Secretary Bessent correctly labelled “China as the most imbalanced economy in the history of the modern world & they are the biggest source of the US trade problems and indeed they are a problem for the rest of the world“.

White House Press Secretary Leavitt said to the press: 

  • many of you in the media clearly missed the art of the deal ; you failed to see what President Trump is doing here ; you tried to say that the rest of the world would move closer to China ; in fact we have seen the opposite effect; the entire world is calling the United States of America not China because they need our markets, they need our consumers and they need this President in the oval office to talk to them ; this is exactly why over 75 countries have called

This was perfectly done. Had President Trump first focused on China & then gone to China’s neighbors & other countries to isolate China, it would not have worked. So he launched his plan on all countries & then after initial discussions with them offered them 90 days to negotiate. He knew exactly how China & Xi would react. And he used their escalation to raise tariffs on China to 3-digit levels. None of China’s neighbors or business relationships want to be caught in the 3-digit tariffs box. So they have restricted their relationship with China. 

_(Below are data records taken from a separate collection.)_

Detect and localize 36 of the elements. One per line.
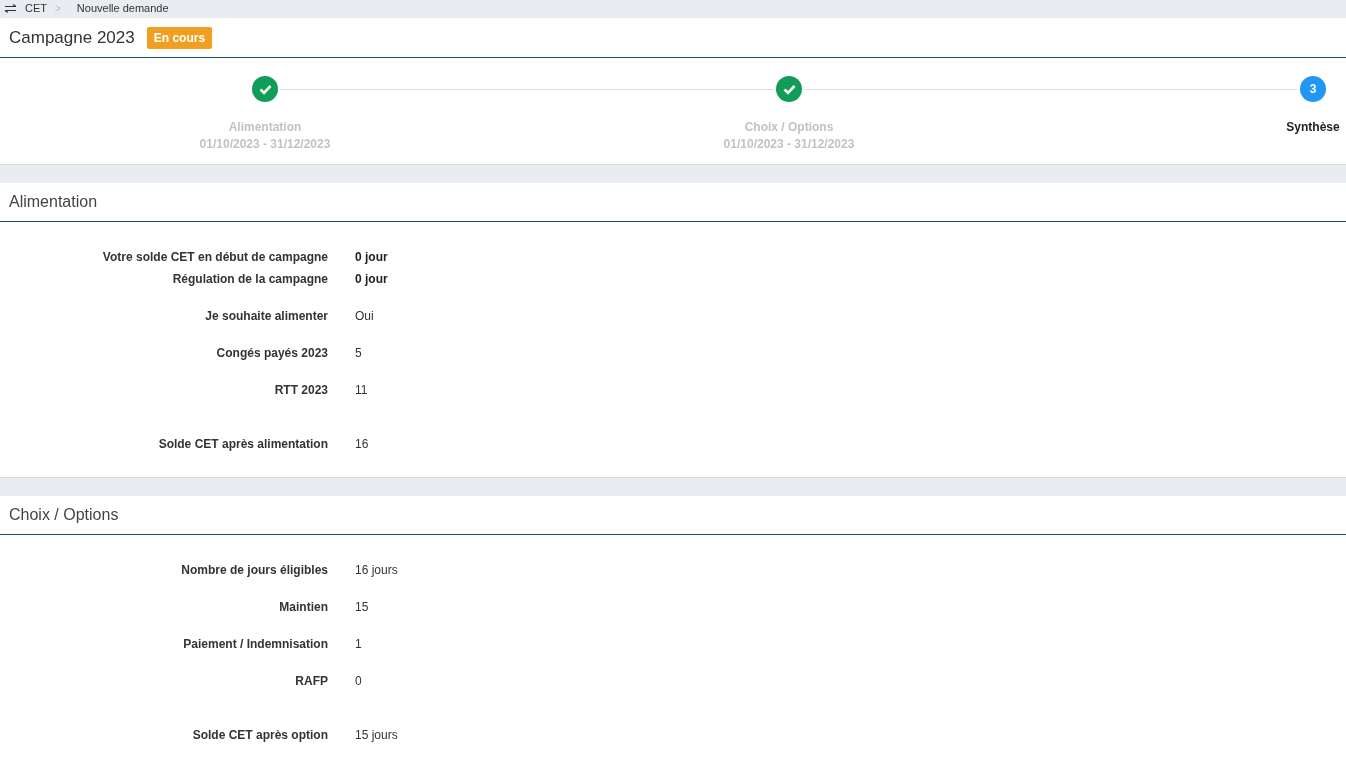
step-dates: 01/10/2023 - 31/12/2023: [723, 136, 855, 153]
field-label: Je souhaite alimenter: [204, 308, 328, 325]
section-title: Choix / Options: [9, 505, 119, 525]
field-label: Solde CET après alimentation: [157, 436, 328, 453]
field-label: Solde CET après option: [191, 727, 328, 744]
field-label: Régulation de la campagne: [171, 271, 328, 288]
field-value: 15 jours: [355, 727, 398, 744]
swap-icon[interactable]: [4, 4, 17, 13]
field-value: 11: [355, 382, 368, 399]
step-dates: 01/10/2023 - 31/12/2023: [199, 136, 331, 153]
step-number: 3: [1300, 76, 1326, 102]
step-label: Alimentation: [228, 119, 302, 136]
step-label: Synthèse: [1286, 119, 1340, 136]
field-value: 0 jour: [355, 271, 388, 288]
field-value: 16 jours: [355, 562, 398, 579]
field-label: RTT 2023: [273, 382, 328, 399]
field-value: 15: [355, 599, 369, 616]
breadcrumb-item[interactable]: CET: [25, 0, 47, 17]
field-label: Maintien: [278, 599, 328, 616]
field-label: Paiement / Indemnisation: [182, 636, 328, 653]
step-label: Choix / Options: [744, 119, 834, 136]
field-value: 0: [355, 673, 362, 690]
section-title: Alimentation: [9, 192, 98, 212]
status-badge: En cours: [146, 26, 213, 49]
field-value: 16: [355, 436, 369, 453]
breadcrumb-separator: >: [55, 2, 61, 16]
field-value: Oui: [355, 308, 374, 325]
field-label: Votre solde CET en début de campagne: [101, 249, 328, 266]
field-value: 5: [355, 345, 362, 362]
field-value: 1: [355, 636, 362, 653]
field-label: RAFP: [294, 673, 328, 690]
breadcrumb-item[interactable]: Nouvelle demande: [76, 0, 169, 17]
field-label: Congés payés 2023: [215, 345, 328, 362]
campaign-title: Campagne 2023: [9, 26, 135, 49]
field-label: Nombre de jours éligibles: [180, 562, 328, 579]
field-value: 0 jour: [355, 249, 388, 266]
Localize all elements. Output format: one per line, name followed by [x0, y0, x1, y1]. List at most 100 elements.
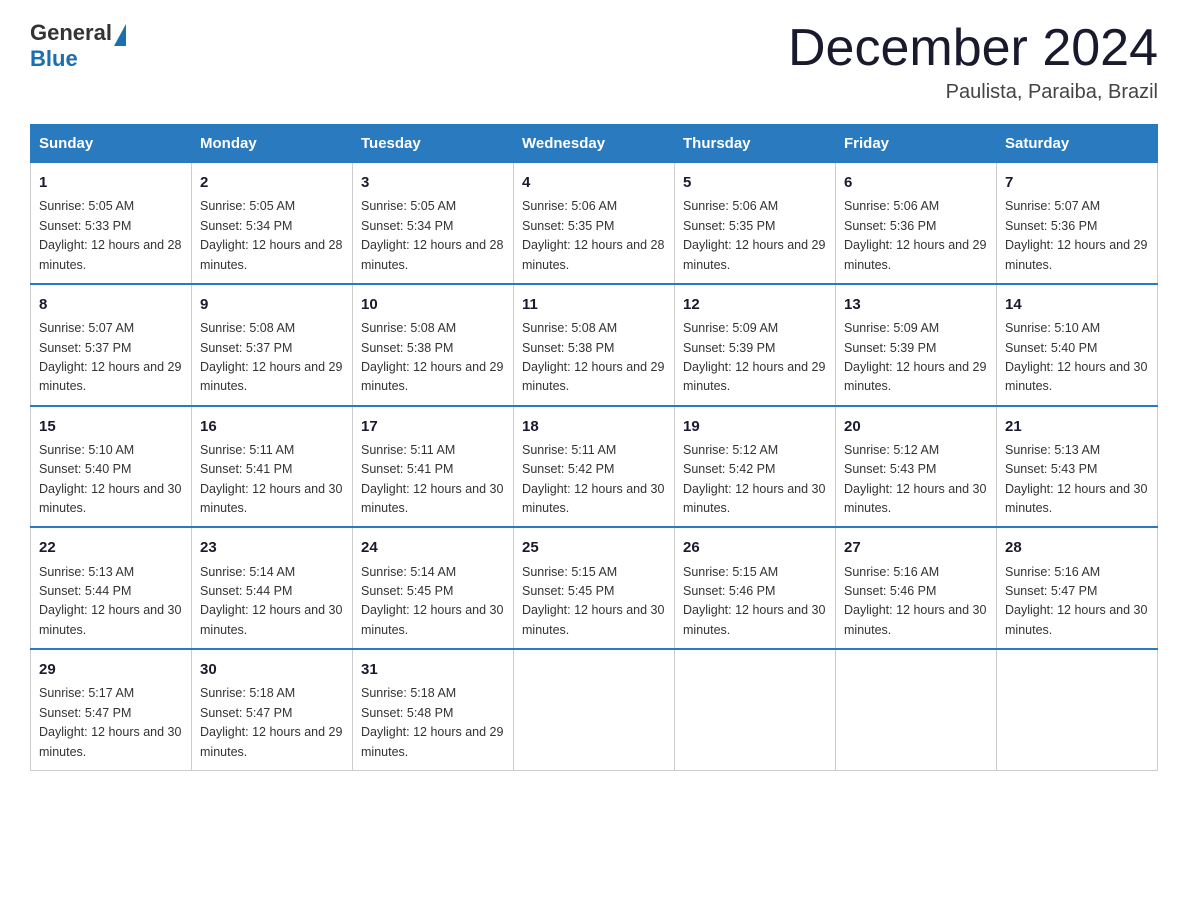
day-sunrise: Sunrise: 5:11 AMSunset: 5:42 PMDaylight:…: [522, 443, 664, 515]
calendar-cell: 23 Sunrise: 5:14 AMSunset: 5:44 PMDayligh…: [192, 527, 353, 649]
day-sunrise: Sunrise: 5:12 AMSunset: 5:43 PMDaylight:…: [844, 443, 986, 515]
day-number: 14: [1005, 293, 1149, 316]
day-sunrise: Sunrise: 5:11 AMSunset: 5:41 PMDaylight:…: [361, 443, 503, 515]
day-sunrise: Sunrise: 5:09 AMSunset: 5:39 PMDaylight:…: [683, 321, 825, 393]
calendar-header-tuesday: Tuesday: [353, 125, 514, 163]
calendar-week-row: 8 Sunrise: 5:07 AMSunset: 5:37 PMDaylight…: [31, 284, 1158, 406]
calendar-header-wednesday: Wednesday: [514, 125, 675, 163]
day-sunrise: Sunrise: 5:06 AMSunset: 5:35 PMDaylight:…: [683, 199, 825, 271]
page-header: General Blue December 2024 Paulista, Par…: [30, 20, 1158, 104]
calendar-cell: 21Sunrise: 5:13 AMSunset: 5:43 PMDayligh…: [997, 406, 1158, 528]
calendar-cell: 31Sunrise: 5:18 AMSunset: 5:48 PMDayligh…: [353, 649, 514, 770]
calendar-cell: 20 Sunrise: 5:12 AMSunset: 5:43 PMDayligh…: [836, 406, 997, 528]
day-number: 3: [361, 171, 505, 194]
month-title: December 2024: [788, 20, 1158, 77]
day-sunrise: Sunrise: 5:07 AMSunset: 5:37 PMDaylight:…: [39, 321, 181, 393]
location-title: Paulista, Paraiba, Brazil: [788, 81, 1158, 104]
day-number: 1: [39, 171, 183, 194]
calendar-cell: 24Sunrise: 5:14 AMSunset: 5:45 PMDayligh…: [353, 527, 514, 649]
day-sunrise: Sunrise: 5:05 AMSunset: 5:34 PMDaylight:…: [361, 199, 503, 271]
day-number: 8: [39, 293, 183, 316]
calendar-cell: 2 Sunrise: 5:05 AMSunset: 5:34 PMDaylight…: [192, 163, 353, 284]
calendar-header-saturday: Saturday: [997, 125, 1158, 163]
logo-triangle-icon: [114, 24, 126, 46]
day-number: 27: [844, 536, 988, 559]
day-number: 18: [522, 415, 666, 438]
day-sunrise: Sunrise: 5:09 AMSunset: 5:39 PMDaylight:…: [844, 321, 986, 393]
logo-general-text: General: [30, 20, 112, 46]
day-number: 4: [522, 171, 666, 194]
calendar-cell: 6 Sunrise: 5:06 AMSunset: 5:36 PMDaylight…: [836, 163, 997, 284]
day-number: 28: [1005, 536, 1149, 559]
calendar-cell: 12 Sunrise: 5:09 AMSunset: 5:39 PMDayligh…: [675, 284, 836, 406]
calendar-cell: 15Sunrise: 5:10 AMSunset: 5:40 PMDayligh…: [31, 406, 192, 528]
day-number: 11: [522, 293, 666, 316]
day-number: 2: [200, 171, 344, 194]
day-number: 6: [844, 171, 988, 194]
day-number: 21: [1005, 415, 1149, 438]
day-sunrise: Sunrise: 5:16 AMSunset: 5:47 PMDaylight:…: [1005, 565, 1147, 637]
day-number: 31: [361, 658, 505, 681]
day-number: 23: [200, 536, 344, 559]
calendar-week-row: 29Sunrise: 5:17 AMSunset: 5:47 PMDayligh…: [31, 649, 1158, 770]
calendar-week-row: 15Sunrise: 5:10 AMSunset: 5:40 PMDayligh…: [31, 406, 1158, 528]
day-sunrise: Sunrise: 5:14 AMSunset: 5:44 PMDaylight:…: [200, 565, 342, 637]
day-sunrise: Sunrise: 5:08 AMSunset: 5:37 PMDaylight:…: [200, 321, 342, 393]
day-sunrise: Sunrise: 5:15 AMSunset: 5:46 PMDaylight:…: [683, 565, 825, 637]
day-number: 25: [522, 536, 666, 559]
calendar-cell: 16 Sunrise: 5:11 AMSunset: 5:41 PMDayligh…: [192, 406, 353, 528]
logo: General Blue: [30, 20, 126, 72]
day-sunrise: Sunrise: 5:05 AMSunset: 5:34 PMDaylight:…: [200, 199, 342, 271]
calendar-header-friday: Friday: [836, 125, 997, 163]
calendar-cell: 3 Sunrise: 5:05 AMSunset: 5:34 PMDaylight…: [353, 163, 514, 284]
day-number: 16: [200, 415, 344, 438]
calendar-cell: [836, 649, 997, 770]
calendar-cell: [997, 649, 1158, 770]
calendar-cell: 11 Sunrise: 5:08 AMSunset: 5:38 PMDayligh…: [514, 284, 675, 406]
calendar-cell: 18 Sunrise: 5:11 AMSunset: 5:42 PMDayligh…: [514, 406, 675, 528]
day-sunrise: Sunrise: 5:10 AMSunset: 5:40 PMDaylight:…: [1005, 321, 1147, 393]
day-sunrise: Sunrise: 5:07 AMSunset: 5:36 PMDaylight:…: [1005, 199, 1147, 271]
title-section: December 2024 Paulista, Paraiba, Brazil: [788, 20, 1158, 104]
day-number: 26: [683, 536, 827, 559]
calendar-cell: 28 Sunrise: 5:16 AMSunset: 5:47 PMDayligh…: [997, 527, 1158, 649]
calendar-cell: 29Sunrise: 5:17 AMSunset: 5:47 PMDayligh…: [31, 649, 192, 770]
calendar-cell: 22Sunrise: 5:13 AMSunset: 5:44 PMDayligh…: [31, 527, 192, 649]
calendar-header-thursday: Thursday: [675, 125, 836, 163]
calendar-cell: [675, 649, 836, 770]
day-sunrise: Sunrise: 5:15 AMSunset: 5:45 PMDaylight:…: [522, 565, 664, 637]
day-number: 5: [683, 171, 827, 194]
calendar-header-sunday: Sunday: [31, 125, 192, 163]
calendar-cell: 26 Sunrise: 5:15 AMSunset: 5:46 PMDayligh…: [675, 527, 836, 649]
calendar-cell: 27 Sunrise: 5:16 AMSunset: 5:46 PMDayligh…: [836, 527, 997, 649]
day-number: 7: [1005, 171, 1149, 194]
calendar-cell: [514, 649, 675, 770]
calendar-header-monday: Monday: [192, 125, 353, 163]
calendar-cell: 7 Sunrise: 5:07 AMSunset: 5:36 PMDaylight…: [997, 163, 1158, 284]
calendar-cell: 14 Sunrise: 5:10 AMSunset: 5:40 PMDayligh…: [997, 284, 1158, 406]
day-sunrise: Sunrise: 5:08 AMSunset: 5:38 PMDaylight:…: [522, 321, 664, 393]
day-number: 12: [683, 293, 827, 316]
calendar-header-row: SundayMondayTuesdayWednesdayThursdayFrid…: [31, 125, 1158, 163]
calendar-cell: 8 Sunrise: 5:07 AMSunset: 5:37 PMDaylight…: [31, 284, 192, 406]
logo-blue-text: Blue: [30, 46, 126, 72]
calendar-cell: 1 Sunrise: 5:05 AMSunset: 5:33 PMDaylight…: [31, 163, 192, 284]
calendar-week-row: 22Sunrise: 5:13 AMSunset: 5:44 PMDayligh…: [31, 527, 1158, 649]
day-sunrise: Sunrise: 5:06 AMSunset: 5:36 PMDaylight:…: [844, 199, 986, 271]
calendar-cell: 25 Sunrise: 5:15 AMSunset: 5:45 PMDayligh…: [514, 527, 675, 649]
day-number: 24: [361, 536, 505, 559]
day-sunrise: Sunrise: 5:11 AMSunset: 5:41 PMDaylight:…: [200, 443, 342, 515]
day-sunrise: Sunrise: 5:13 AMSunset: 5:44 PMDaylight:…: [39, 565, 181, 637]
day-sunrise: Sunrise: 5:16 AMSunset: 5:46 PMDaylight:…: [844, 565, 986, 637]
calendar-cell: 10Sunrise: 5:08 AMSunset: 5:38 PMDayligh…: [353, 284, 514, 406]
day-number: 30: [200, 658, 344, 681]
calendar-cell: 13Sunrise: 5:09 AMSunset: 5:39 PMDayligh…: [836, 284, 997, 406]
day-sunrise: Sunrise: 5:17 AMSunset: 5:47 PMDaylight:…: [39, 686, 181, 758]
calendar-cell: 30Sunrise: 5:18 AMSunset: 5:47 PMDayligh…: [192, 649, 353, 770]
day-number: 20: [844, 415, 988, 438]
day-sunrise: Sunrise: 5:12 AMSunset: 5:42 PMDaylight:…: [683, 443, 825, 515]
calendar-cell: 4Sunrise: 5:06 AMSunset: 5:35 PMDaylight…: [514, 163, 675, 284]
day-sunrise: Sunrise: 5:05 AMSunset: 5:33 PMDaylight:…: [39, 199, 181, 271]
calendar-cell: 9Sunrise: 5:08 AMSunset: 5:37 PMDaylight…: [192, 284, 353, 406]
calendar-cell: 17Sunrise: 5:11 AMSunset: 5:41 PMDayligh…: [353, 406, 514, 528]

Secretary Bessent made it clear to all by saying “you might even say he goaded China into a bad position ; they have shown themselves to the world to be the bad actors“. 

How bad is China’s position? We don’t know for sure. But there are many clips like the on below. We have no idea what or who China Observer is but the clip below states:

  • “The most crucial point is Trump can adjust reciprocal tariffs at any time making it difficult for 3rd party countries to assist China in re-labelling country of origin. ” 

China is reaching out to EU to become allies in the trade war. So far, there is no sign that EU is interested to any serious degree.